Jackson aligned himself with the Democrats this year, citing their support for his collective bargaining bill. But Democratic Gov. John Baldacci, who opposes the measure, has refused to agree to withhold a veto should it become law.

“The governor is business minded,” he said. “This state talks a lot about small business people, and these men are small businessmen. But what happens here is that there’s bigger business on the other side, and no one wants to step on their toes.”

A member of the Labor Committee, Jackson has been shepherding the bill through the legislative process.

It was twice approved in the House, only to stall in the Senate. It was carried over to this year, and Jackson expects opposition from landowner lobbyists and others in the forest industry. He plans to have a contingent of loggers with him when it reaches the floor in each chamber.

Irving and the Maine Forest Products Council say the legislation is unnecessary.

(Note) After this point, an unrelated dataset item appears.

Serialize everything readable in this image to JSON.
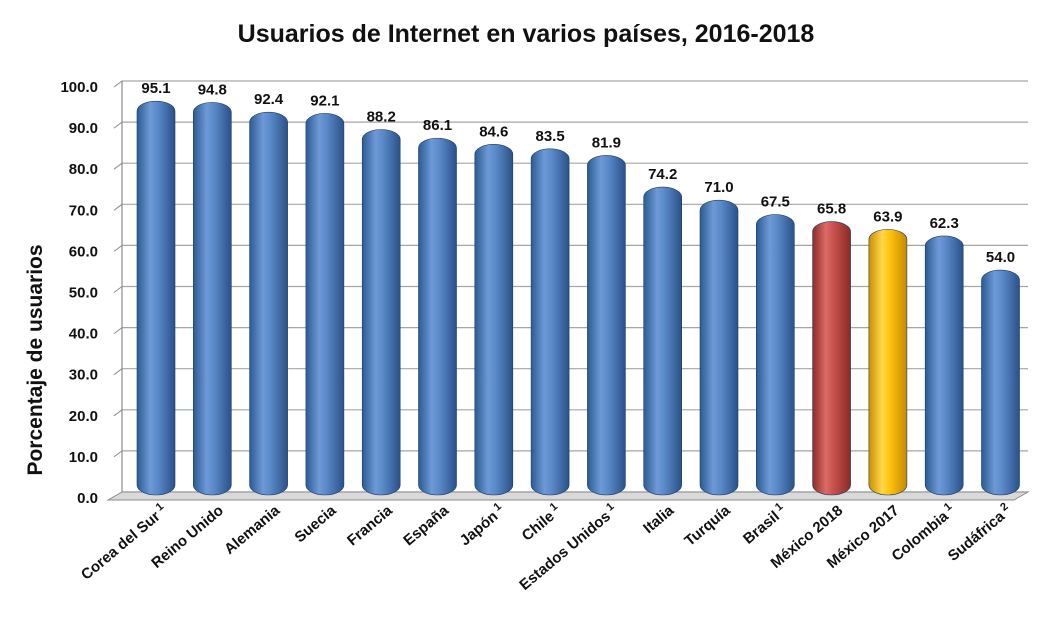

“Our relationship with contractors is business to business, just as it is with the rest of the forest products industry,” said Chuck Gadzik, operations manager for Irving Woodlands.

He said his company deals with contractors, ranging from one-man operations to those that gross about $1 million. He said Irving deals with everyone on an individual basis.

“It’s one size fits all, that’s a concern of ours,” agreed Patrick Strauch of the Maine Forest Products Council, which represents logging contractors as well as mills and landowners.

To Jackson, the reality is that Irving dictates its rates to contractors, with no chance for negotiations.

As a child growing up in Allagash and St. Francis, Jackson would ride in his father’s logging truck whenever he could. Today, he said he would advise his two sons, 9 and 12, not to follow the career path he chose.

“I wouldn’t have a problem with them working in the woods if I knew they were going to make a decent living,” he said.

Hourly pay ranges from $9 to $13, depending on experience and equipment, he says. But woodcutting grinds to a three-month halt in the spring. Bad weather and equipment breakdowns also eat into loggers’ income, and few bosses provide benefits or vacations.

Jackson said the shift to mechanization, which has taken hold most strongly in the North Woods, forced contractors to acquire expensive machines that have made chain saws all but obsolete.

As a result, contractors lock themselves into huge payments to buy their equipment and are forced to run it 24 hours a day in order to pay off loans, he said.

For his part, Jackson operates a delimber owned by a contractor. He said he’s not prepared to spend $230,000 for his own machine and saddle himself to payments that might outlast its working life.

“No way I’m going to buy any equipment,” he said. “What you’re doing is buying yourself a job, and I can get that without that type of headache.”

Jackson’s desire to remain in his native St. John Valley limited his work options. He earned a degree from the University of Maine at Fort Kent but found few opportunities to apply his computer-related studies.

“I know I’m smart enough to do a lot of things, but because of where I live I chose to work in the woods and I just can’t get away from it.”